FIG. 1 is a schematic vertical cross-sectional view of a die casting mold device according to an embodiment of the present invention.

2A is a view of the moving mold shown in FIG. 1 viewed from the direction A, FIG. 2B is a partially enlarged view of the molding surface of the moving mold, and FIG. 2C is the same moving mold. It is sectional drawing which follows the BB line of a type | mold.

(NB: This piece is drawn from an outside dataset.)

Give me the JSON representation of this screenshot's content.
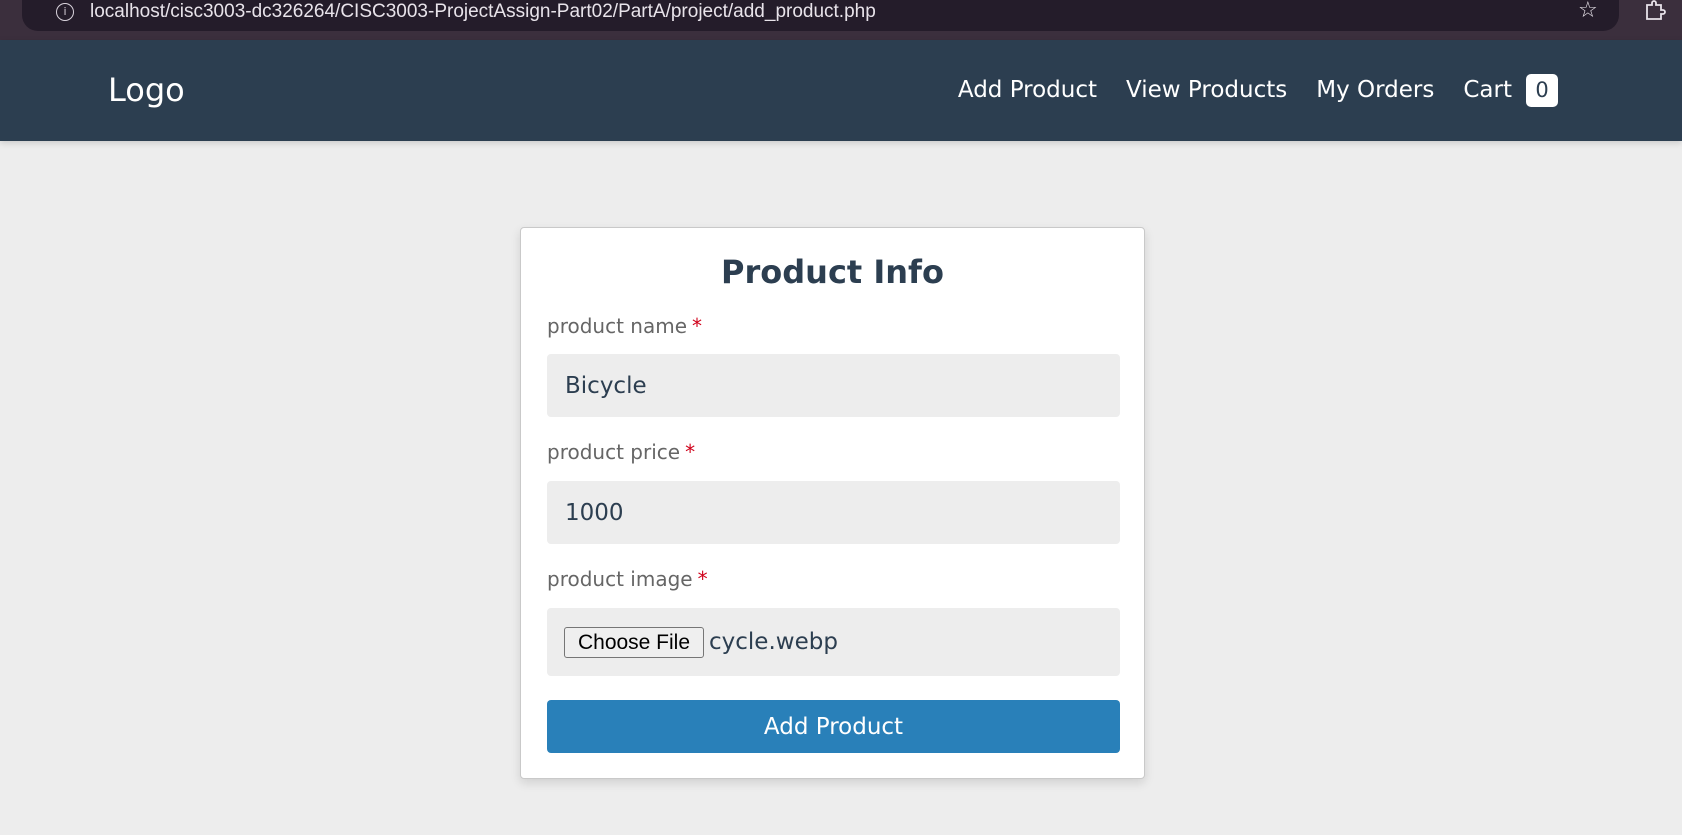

3 (a) is a schematic perspective view of a die-cast molded product molded by using the die-cast mold device shown in FIG. 1, and FIG. 3 (b) is a sectional view of the same die-cast molded product taken along the line C-C. It is a figure.

[Explanation of symbols]

11 ... Fixed mold, 12 ... Moving mold, 15 ... Cavity, 23 ... Mold concave part, 24 ... Mold convex part, 31 ... Die cast molded article, 33 ... Projection part, 34 ... Recessed part, D ...
Direction of molten metal injection.

Claims (3)

[Claims] 1. A die-cast molded product having a thin-walled structure formed by injecting molten metal into a cavity formed by a fixed mold and a moving mold and applying pressure to the mold, wherein either one of the front and back surfaces of the thin wall is formed. A die-cast molded article, characterized in that a rectangular concave portion and a convex portion are continuously formed so as to spread adjacent to each other. 2. A die casting mold apparatus for injecting molten metal into a cavity formed by a fixed mold and a movable mold, and applying pressure to mold the structure into a thin-walled structure. On either molding surface,
The rectangular mold concave and convex parts are continuously formed so as to spread adjacent to each other, and one side of the rectangular mold concave and convex parts is inclined with respect to the molten metal injection direction. A die-casting mold device characterized by being made. 3. A die casting molding method in which molten metal is injected into a cavity formed by a fixed mold and a movable mold, and pressure is applied to mold into a thin-walled structure, wherein either the fixed mold or the movable mold is used. On one molding surface,
The rectangular mold concaves and convexes are continuously formed so as to spread adjacently to each other, and the portions having large and small melt flow resistance are alternately formed. The die casting method according to claim 1, wherein the direction of one side of the portion is inclined with respect to the injection direction of the molten metal so that the injected molten metal is uniformly filled in each portion in the cavity.